Die Richter am Oberlandesgericht	und	Dr.
verdächtigt der Antragsteller, sich als Mitglied eines Strafsenats zu seinem Nachteil einer Rechtsbeugung in Tateinheit mit der Verfolgung Unschuldiger schuldig gemacht zu haben. Sie hätten nämlich eine Rechtsbeschwerde in einer Bußgeldsache wegen unerlaubten Parkens rechtswidrig zurückgewiesen .
Die sämtlichen abgelehnten Richter haben sich für nicht befangen erklärt.

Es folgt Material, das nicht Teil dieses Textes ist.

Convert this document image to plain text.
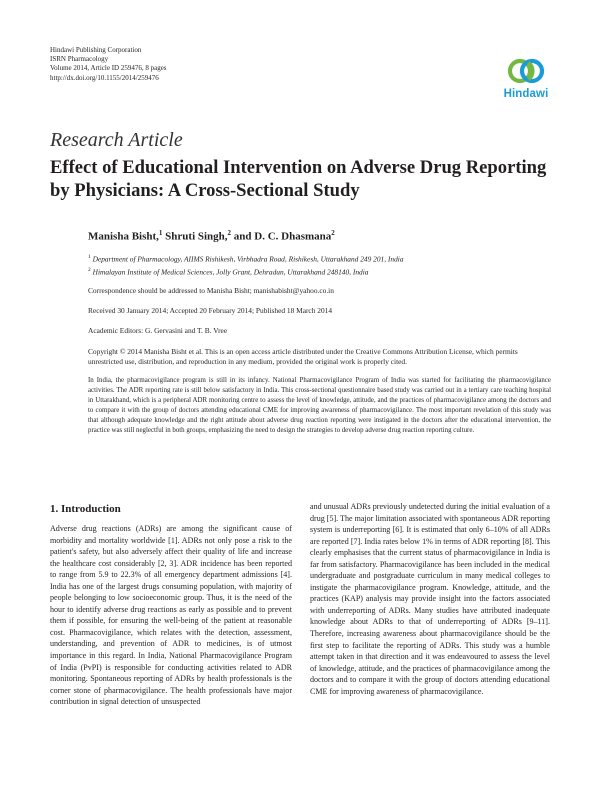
Hindawi Publishing Corporation
ISRN Pharmacology
Volume 2014, Article ID 259476, 8 pages
http://dx.doi.org/10.1155/2014/259476
Hindawi
Research Article
Effect of Educational Intervention on Adverse Drug Reporting by Physicians: A Cross-Sectional Study
Manisha Bisht,$^1$ Shruti Singh,$^2$ and D. C. Dhasmana$^2$
$^1$ Department of Pharmacology, AIIMS Rishikesh, Virbhadra Road, Rishikesh, Uttarakhand 249 201, India
$^2$ Himalayan Institute of Medical Sciences, Jolly Grant, Dehradun, Uttarakhand 248140, India
Correspondence should be addressed to Manisha Bisht; manishabisht@yahoo.co.in
Received 30 January 2014; Accepted 20 February 2014; Published 18 March 2014
Academic Editors: G. Gervasini and T. B. Vree
Copyright © 2014 Manisha Bisht et al. This is an open access article distributed under the Creative Commons Attribution License, which permits unrestricted use, distribution, and reproduction in any medium, provided the original work is properly cited.
In India, the pharmacovigilance program is still in its infancy. National Pharmacovigilance Program of India was started for facilitating the pharmacovigilance activities. The ADR reporting rate is still below satisfactory in India. This cross-sectional questionnaire based study was carried out in a tertiary care teaching hospital in Uttarakhand, which is a peripheral ADR monitoring centre to assess the level of knowledge, attitude, and the practices of pharmacovigilance among the doctors and to compare it with the group of doctors attending educational CME for improving awareness of pharmacovigilance. The most important revelation of this study was that although adequate knowledge and the right attitude about adverse drug reaction reporting were instigated in the doctors after the educational intervention, the practice was still neglectful in both groups, emphasizing the need to design the strategies to develop adverse drug reaction reporting culture.
1. Introduction
Adverse drug reactions (ADRs) are among the significant cause of morbidity and mortality worldwide [1]. ADRs not only pose a risk to the patient's safety, but also adversely affect their quality of life and increase the healthcare cost considerably [2, 3]. ADR incidence has been reported to range from 5.9 to 22.3% of all emergency department admissions [4]. India has one of the largest drugs consuming population, with majority of people belonging to low socioeconomic group. Thus, it is the need of the hour to identify adverse drug reactions as early as possible and to prevent them if possible, for ensuring the well-being of the patient at reasonable cost. Pharmacovigilance, which relates with the detection, assessment, understanding, and prevention of ADR to medicines, is of utmost importance in this regard. In India, National Pharmacovigilance Program of India (PvPI) is responsible for conducting activities related to ADR monitoring. Spontaneous reporting of ADRs by health professionals is the corner stone of pharmacovigilance. The health professionals have major contribution in signal detection of unsuspected
and unusual ADRs previously undetected during the initial evaluation of a drug [5]. The major limitation associated with spontaneous ADR reporting system is underreporting [6]. It is estimated that only 6–10% of all ADRs are reported [7]. India rates below 1% in terms of ADR reporting [8]. This clearly emphasises that the current status of pharmacovigilance in India is far from satisfactory. Pharmacovigilance has been included in the medical undergraduate and postgraduate curriculum in many medical colleges to instigate the pharmacovigilance program. Knowledge, attitude, and the practices (KAP) analysis may provide insight into the factors associated with underreporting of ADRs. Many studies have attributed inadequate knowledge about ADRs to that of underreporting of ADRs [9–11]. Therefore, increasing awareness about pharmacovigilance should be the first step to facilitate the reporting of ADRs. This study was a humble attempt taken in that direction and it was endeavoured to assess the level of knowledge, attitude, and the practices of pharmacovigilance among the doctors and to compare it with the group of doctors attending educational CME for improving awareness of pharmacovigilance.
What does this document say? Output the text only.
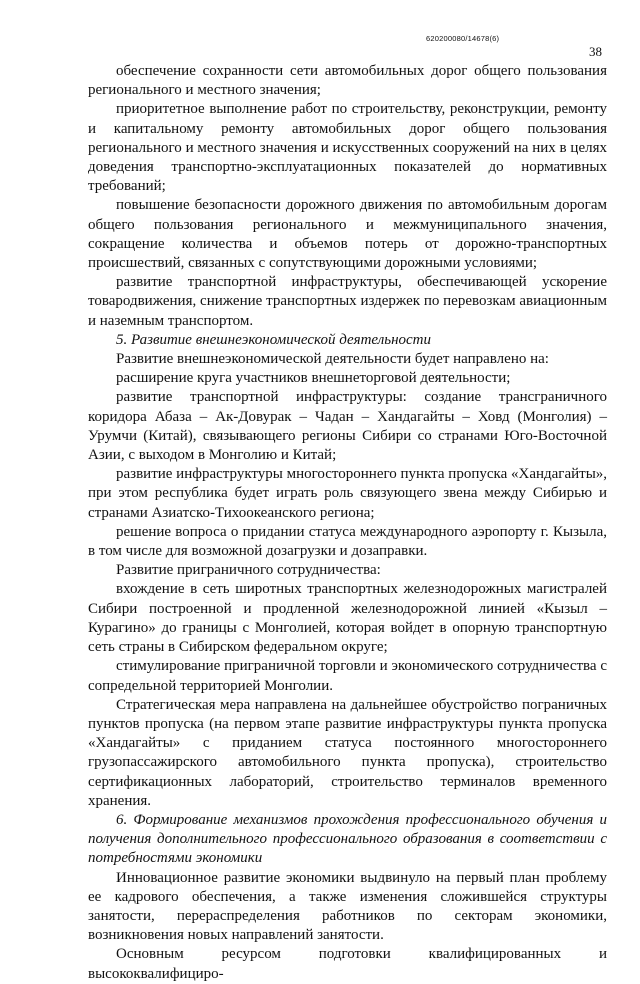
620200080/14678(6)
38

обеспечение сохранности сети автомобильных дорог общего пользования регионального и местного значения;

приоритетное выполнение работ по строительству, реконструкции, ремонту и капитальному ремонту автомобильных дорог общего пользования регионального и местного значения и искусственных сооружений на них в целях доведения транспортно-эксплуатационных показателей до нормативных требований;

повышение безопасности дорожного движения по автомобильным дорогам общего пользования регионального и межмуниципального значения, сокращение количества и объемов потерь от дорожно-транспортных происшествий, связанных с сопутствующими дорожными условиями;

развитие транспортной инфраструктуры, обеспечивающей ускорение товародвижения, снижение транспортных издержек по перевозкам авиационным и наземным транспортом.

5. Развитие внешнеэкономической деятельности

Развитие внешнеэкономической деятельности будет направлено на:

расширение круга участников внешнеторговой деятельности;

развитие транспортной инфраструктуры: создание трансграничного коридора Абаза – Ак-Довурак – Чадан – Хандагайты – Ховд (Монголия) – Урумчи (Китай), связывающего регионы Сибири со странами Юго-Восточной Азии, с выходом в Монголию и Китай;

развитие инфраструктуры многостороннего пункта пропуска «Хандагайты», при этом республика будет играть роль связующего звена между Сибирью и странами Азиатско-Тихоокеанского региона;

решение вопроса о придании статуса международного аэропорту г. Кызыла, в том числе для возможной дозагрузки и дозаправки.

Развитие приграничного сотрудничества:

вхождение в сеть широтных транспортных железнодорожных магистралей Сибири построенной и продленной железнодорожной линией «Кызыл – Курагино» до границы с Монголией, которая войдет в опорную транспортную сеть страны в Сибирском федеральном округе;

стимулирование приграничной торговли и экономического сотрудничества с сопредельной территорией Монголии.

Стратегическая мера направлена на дальнейшее обустройство пограничных пунктов пропуска (на первом этапе развитие инфраструктуры пункта пропуска «Хандагайты» с приданием статуса постоянного многостороннего грузопассажирского автомобильного пункта пропуска), строительство сертификационных лабораторий, строительство терминалов временного хранения.

6. Формирование механизмов прохождения профессионального обучения и получения дополнительного профессионального образования в соответствии с потребностями экономики

Инновационное развитие экономики выдвинуло на первый план проблему ее кадрового обеспечения, а также изменения сложившейся структуры занятости, перераспределения работников по секторам экономики, возникновения новых направлений занятости.

Основным ресурсом подготовки квалифицированных и высококвалифициро-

2.	Die Ablehnungsgesuche sind formell nicht zu beanstanden. Über sie ist nach §§ 40 Abs. 4 BRAO, 6 Abs. 2 FGG, 42 ff ZPO zu entscheiden. Zuständig für die Entscheidung ist der Senat für Anwaltssachen beim Bundesgerichtshof, weil der Ehrengerichtshof für Rechtsanwälte in Saarbrücken durch das Ausscheiden der abgelehnten Mitglieder beschlußunfähig geworden ist (§ 45 Abs. 1 ZPO). Die Entscheidung über die Ablehnungsgesuche kann ohne mündliche Verhandlung ergehen
(§ 46 Abs. 1 ZPO).
3.	Die Ablehnungsgesuche haben keinen Erfolg.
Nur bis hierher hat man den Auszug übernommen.